Das Schöne, wenn man sein Zimmer mit Bilderrahmen vom Schweden voll gehängt hat ist ja, dass das alles schön einheitlich aussieht. Der Nachteil ist: Für jedes neue Bild muss man wieder zum Schweden.
Ganz doof ist, wenn die Frau eigentlich auch schon in Dortmund ist und man dann selber auch noch mal los fährt. CO2-Bilanz ham wa drauf.
Ganz ganz ganz doof ist dann, wenn man sich durch die Kasse rein schlängelt – wir wissen ja: Bilderrahmen sind ziemlich weit hinten im unteren Stockwerk – und dann sieht: Alle Kassen offen, an jeder Kasse stehen die Leute bis ungefähr zu den Kallax am Rolltor.
Erkenntnis dieses Moments: Niemand braucht so dringen einen Bilderrahmen.

Aber – die aufmerksame Leserin hat es mitbekommen – jetzt waren wir ja beide in Dortmund und einen Anruf später hatte ich mit der Liebsten ein Lunchdate. Wie so kein Ehepaar. Auch irgendwie schön. Es gab Instagramer-Essen im Schönes Leben.

Und dann fuhren wir hintereinander her nach Hause. Ja, da ist organisatorisch echt Luft nach oben.

Zu Hause wartete das sehnsüchtig vom großen T* erwartete Audio-Interface* auf mich und dann hab ich nur noch ein bisschen Gitarre über den Remix gespielt und auf einmal war der Tag rum. Besten Dank an Rouven für den Tipp!

*) „das große T“ ist in Musikerkreisen Thomann; ein Audio-Interface hat vereinfacht gesagt vorne Klinkenbuchsen, damit man z.B. eine E-Gitarre anschließen kann und hinten einen USB-Anschluss, damit der Ton der Gitarre dann in den Computer gelangen kann.
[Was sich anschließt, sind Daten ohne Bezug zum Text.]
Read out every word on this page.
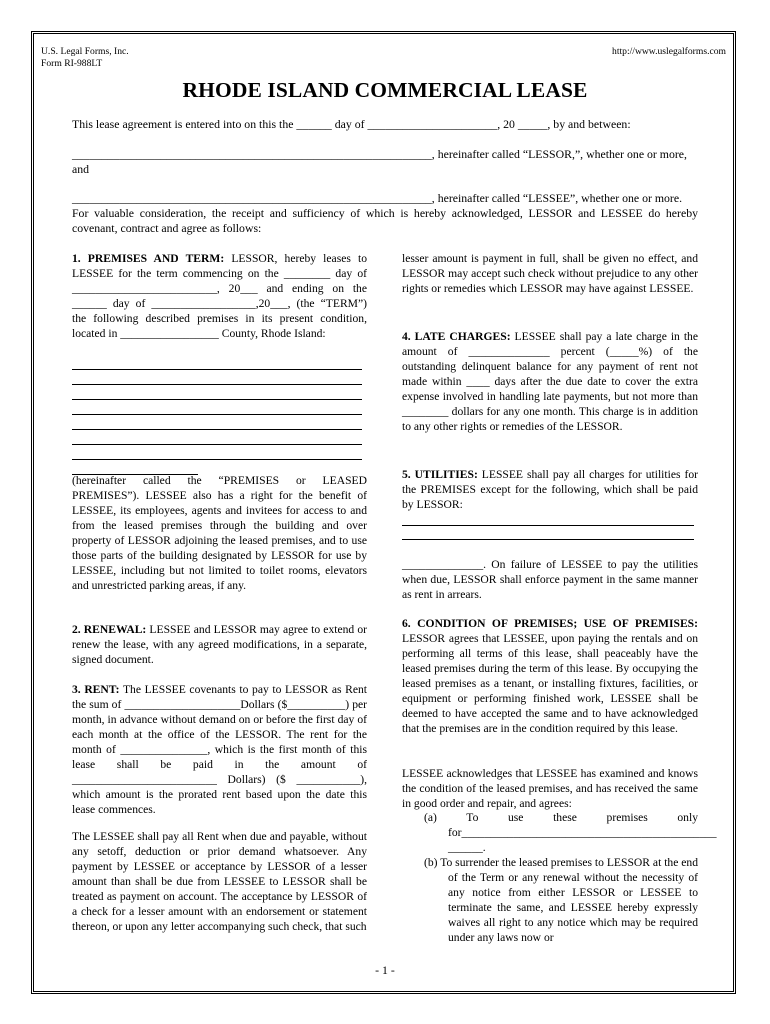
U.S. Legal Forms, Inc.
Form RI-988LT
http://www.uslegalforms.com
RHODE ISLAND COMMERCIAL LEASE
This lease agreement is entered into on this the ______ day of ______________________, 20 _____, by and between:
_____________________________________________________________, hereinafter called “LESSOR,”, whether one or more,
and
_____________________________________________________________, hereinafter called “LESSEE”, whether one or more.
For valuable consideration, the receipt and sufficiency of which is hereby acknowledged, LESSOR and LESSEE do hereby covenant, contract and agree as follows:
1. PREMISES AND TERM: LESSOR, hereby leases to LESSEE for the term commencing on the ________ day of _________________________, 20___ and ending on the ______ day of __________________,20___, (the “TERM”) the following described premises in its present condition, located in _________________ County, Rhode Island:
(hereinafter called the “PREMISES or LEASED PREMISES”). LESSEE also has a right for the benefit of LESSEE, its employees, agents and invitees for access to and from the leased premises through the building and over property of LESSOR adjoining the leased premises, and to use those parts of the building designated by LESSOR for use by LESSEE, including but not limited to toilet rooms, elevators and unrestricted parking areas, if any.
2. RENEWAL: LESSEE and LESSOR may agree to extend or renew the lease, with any agreed modifications, in a separate, signed document.
3. RENT: The LESSEE covenants to pay to LESSOR as Rent the sum of ____________________Dollars ($__________) per month, in advance without demand on or before the first day of each month at the office of the LESSOR. The rent for the month of _______________, which is the first month of this lease shall be paid in the amount of _________________________ Dollars) ($ ___________), which amount is the prorated rent based upon the date this lease commences.
The LESSEE shall pay all Rent when due and payable, without any setoff, deduction or prior demand whatsoever. Any payment by LESSEE or acceptance by LESSOR of a lesser amount than shall be due from LESSEE to LESSOR shall be treated as payment on account. The acceptance by LESSOR of a check for a lesser amount with an endorsement or statement thereon, or upon any letter accompanying such check, that such
lesser amount is payment in full, shall be given no effect, and LESSOR may accept such check without prejudice to any other rights or remedies which LESSOR may have against LESSEE.
4. LATE CHARGES: LESSEE shall pay a late charge in the amount of ______________ percent (_____%) of the outstanding delinquent balance for any payment of rent not made within ____ days after the due date to cover the extra expense involved in handling late payments, but not more than ________ dollars for any one month. This charge is in addition to any other rights or remedies of the LESSOR.
5. UTILITIES: LESSEE shall pay all charges for utilities for the PREMISES except for the following, which shall be paid by LESSOR:
______________. On failure of LESSEE to pay the utilities when due, LESSOR shall enforce payment in the same manner as rent in arrears.
6. CONDITION OF PREMISES; USE OF PREMISES: LESSOR agrees that LESSEE, upon paying the rentals and on performing all terms of this lease, shall peaceably have the leased premises during the term of this lease. By occupying the leased premises as a tenant, or installing fixtures, facilities, or equipment or performing finished work, LESSEE shall be deemed to have accepted the same and to have acknowledged that the premises are in the condition required by this lease.
LESSEE acknowledges that LESSEE has examined and knows the condition of the leased premises, and has received the same in good order and repair, and agrees:
(a) To use these premises only for____________________________________________ ______.
(b) To surrender the leased premises to LESSOR at the end of the Term or any renewal without the necessity of any notice from either LESSOR or LESSEE to terminate the same, and LESSEE hereby expressly waives all right to any notice which may be required under any laws now or
- 1 -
Psychisch krank? Als ich den Fernseher anschaltete – eigentlich um den letzten Teil „der Brücke“ zu sehen – unterhielt man sich gerade über den unterschiedlichen Umgang der Medien mit den beiden Attentaten der letzten Tage.
Mir wuselt da nicht erst seit diesen Anschlägen etwas durch den Kopf: Was für ein Bild hat die Öffentlichkeit eigentlich von psychischen Krankheiten, wenn sie mit dem Begriff „psychisch krank“ immer nur im Zusammenhang mit einem Attentat konfrontiert wird? Kann ich mich noch trauen, jemandem zu erzählen, dass ich eine PTBS und gelegentliche Panikattacken habe oder denkt der dann, ich wäre ein Killer?
Mela hat da auch was rüber geschrieben:

Tatsächlich werden Menschen mit psychischen Krankheiten oder Behinderungen zu einem noch geringeren Teil durch Gewalttaten straffällig, als ‚gesunde‘ Personen. Sie haben aber ein vielfach erhöhtes Risiko selbst Opfer von Gewalt zu werden.

Mela: Ein paar Worte zu psychisch Kranken und Gewalttaten.

Ach, und hier – Danke. Echt: Danke! Ich bekomme im Moment so viel Liebe von Euch; teils analog teils digital – ich bin wirklich sehr gerührt.